Despite this, no one knows exactly what to expect from the former UTEP standout. Amassing 143 tackles, 23 tackles for loss, 8.5 sacks, and three forced fumbles in four years as a 4-3 defensive end is dramatically different as a pro 3-4 guy with defined contrasting responsibilities in Chicago. That means whereas a 4-3 defensive end is more likened to be able to pin his ears back and go after the passer more consistently, a 3-4 guy will often instead be responsible for two gaps as a run defender depending on the play - a constantly shifting dynamic.
Robertson-Harris has beefed up from 268 pounds to 285 to handle the increased punishment because of it, something he's aware he needed to do in saying "it's just going against stronger guys." He also clearly possesses the frame and range to make the transition to the kind of defensive end the Bears seek.

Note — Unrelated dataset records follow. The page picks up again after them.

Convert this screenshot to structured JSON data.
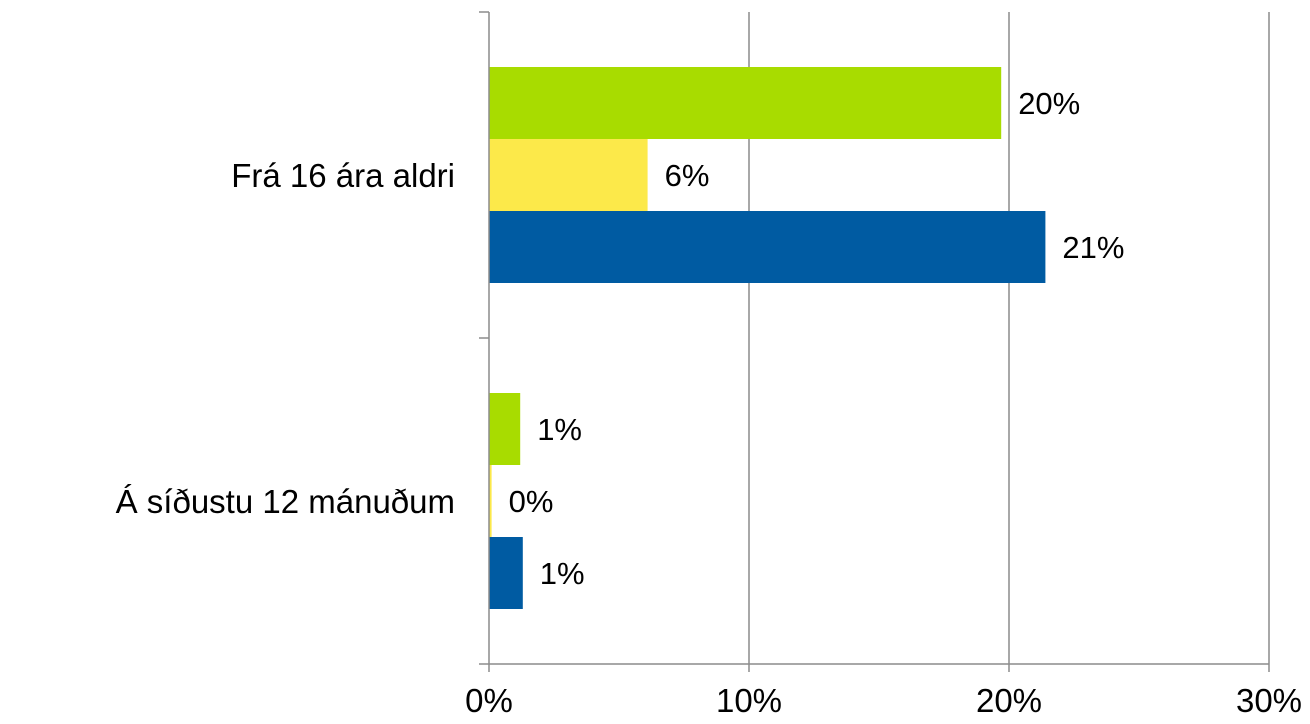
{
  "chart_data": {
    "type": "bar",
    "orientation": "horizontal",
    "categories": [
      "Frá 16 ára aldri",
      "Á síðustu 12 mánuðum"
    ],
    "series": [
      {
        "color": "#a8dc00",
        "values": [
          19.7,
          1.2
        ],
        "labels": [
          "20%",
          "1%"
        ]
      },
      {
        "color": "#fce94a",
        "values": [
          6.1,
          0.1
        ],
        "labels": [
          "6%",
          "0%"
        ]
      },
      {
        "color": "#005ba2",
        "values": [
          21.4,
          1.3
        ],
        "labels": [
          "21%",
          "1%"
        ]
      }
    ],
    "xlim": [
      0,
      30
    ],
    "x_ticks": [
      0,
      10,
      20,
      30
    ],
    "x_tick_labels": [
      "0%",
      "10%",
      "20%",
      "30%"
    ],
    "xlabel": "",
    "ylabel": "",
    "title": "",
    "grid": "vertical",
    "legend": "none"
  }
}
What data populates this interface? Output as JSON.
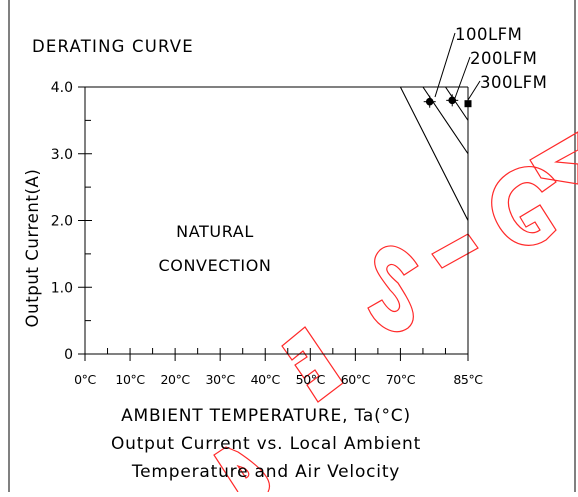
{
  "chart_data": {
    "type": "line",
    "title": "DERATING CURVE",
    "xlabel": "AMBIENT TEMPERATURE, Ta(°C)",
    "ylabel": "Output Current(A)",
    "caption": [
      "Output Current vs. Local Ambient",
      "Temperature and Air Velocity"
    ],
    "xlim": [
      0,
      85
    ],
    "ylim": [
      0,
      4.0
    ],
    "x_ticks": [
      {
        "value": 0,
        "label": "0°C"
      },
      {
        "value": 10,
        "label": "10°C"
      },
      {
        "value": 20,
        "label": "20°C"
      },
      {
        "value": 30,
        "label": "30°C"
      },
      {
        "value": 40,
        "label": "40°C"
      },
      {
        "value": 50,
        "label": "50°C"
      },
      {
        "value": 60,
        "label": "60°C"
      },
      {
        "value": 70,
        "label": "70°C"
      },
      {
        "value": 85,
        "label": "85°C"
      }
    ],
    "x_minor_ticks": [
      5,
      15,
      25,
      35,
      45,
      55,
      65,
      75,
      80
    ],
    "y_ticks": [
      {
        "value": 0,
        "label": "0"
      },
      {
        "value": 1.0,
        "label": "1.0"
      },
      {
        "value": 2.0,
        "label": "2.0"
      },
      {
        "value": 3.0,
        "label": "3.0"
      },
      {
        "value": 4.0,
        "label": "4.0"
      }
    ],
    "y_minor_ticks": [
      0.5,
      1.5,
      2.5,
      3.5
    ],
    "region_label": [
      "NATURAL",
      "CONVECTION"
    ],
    "series": [
      {
        "name": "NATURAL CONVECTION",
        "x": [
          0,
          70,
          85
        ],
        "y": [
          4.0,
          4.0,
          2.0
        ]
      },
      {
        "name": "100LFM",
        "x": [
          0,
          75,
          85
        ],
        "y": [
          4.0,
          4.0,
          3.0
        ]
      },
      {
        "name": "200LFM",
        "x": [
          0,
          80,
          85
        ],
        "y": [
          4.0,
          4.0,
          3.5
        ]
      },
      {
        "name": "300LFM",
        "x": [
          0,
          85
        ],
        "y": [
          4.0,
          4.0
        ]
      }
    ],
    "markers": [
      {
        "series": "100LFM",
        "x": 76.5,
        "y": 3.78
      },
      {
        "series": "200LFM",
        "x": 81.5,
        "y": 3.8
      },
      {
        "series": "300LFM",
        "x": 85,
        "y": 3.75
      }
    ],
    "grid": false,
    "watermark": "DESIGN"
  }
}
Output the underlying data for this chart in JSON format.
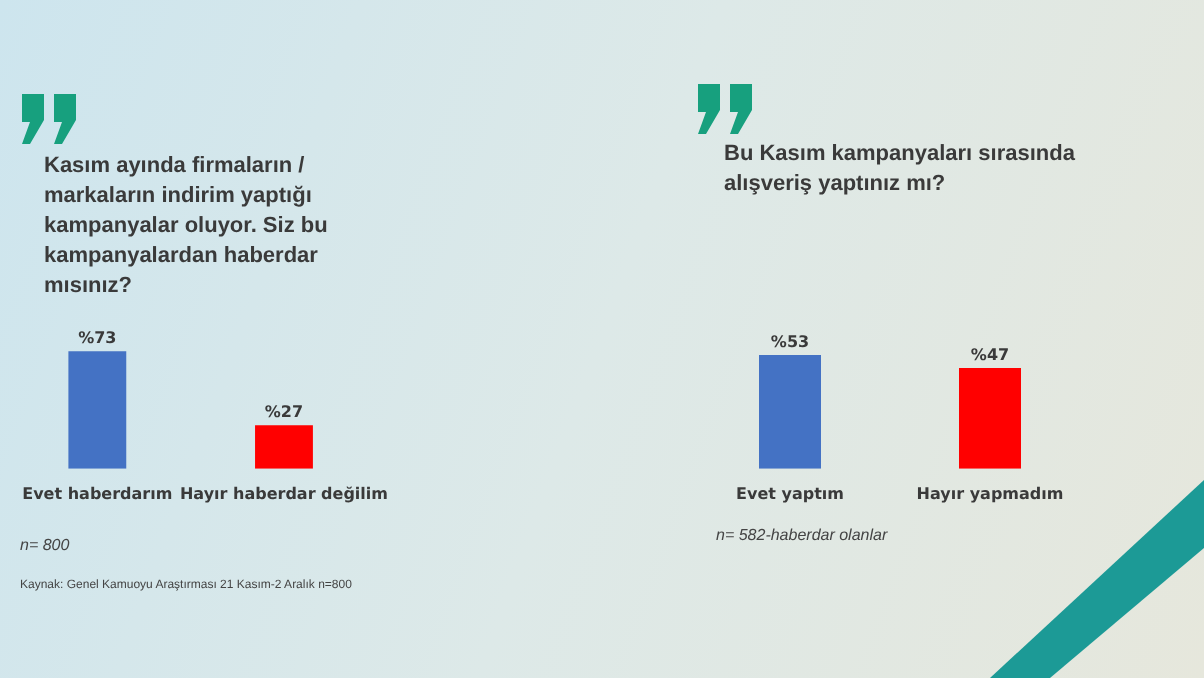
{
  "chart_data": [
    {
      "type": "bar",
      "title": "Kasım ayında firmaların / markaların indirim yaptığı kampanyalar oluyor. Siz bu kampanyalardan haberdar mısınız?",
      "categories": [
        "Evet haberdarım",
        "Hayır haberdar değilim"
      ],
      "values": [
        73,
        27
      ],
      "colors": [
        "#4472c4",
        "#ff0000"
      ],
      "value_labels": [
        "%73",
        "%27"
      ],
      "annotations": [
        "n= 800",
        "Kaynak: Genel Kamuoyu Araştırması 21 Kasım-2 Aralık n=800"
      ],
      "grid": false,
      "legend": false
    },
    {
      "type": "bar",
      "title": "Bu Kasım kampanyaları sırasında alışveriş yaptınız mı?",
      "categories": [
        "Evet yaptım",
        "Hayır yapmadım"
      ],
      "values": [
        53,
        47
      ],
      "colors": [
        "#4472c4",
        "#ff0000"
      ],
      "value_labels": [
        "%53",
        "%47"
      ],
      "annotations": [
        "n= 582-haberdar olanlar"
      ],
      "grid": false,
      "legend": false
    }
  ]
}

He's a project for Chicago in the mold of the now-departed Cornelius Washington - with hopeful healthier and better results.
All that has happen now is for Robertson-Harris is to put his work together and showcase it on the field, regardless of who stands in his way.
Ultimately, Robertson-Harris could be an underrated weapon lying in the wings. Or Bullard might take his rightful place off of original projections and be one of Chicago's true breakout stars in 2017. A testy battle in the trenches awaits.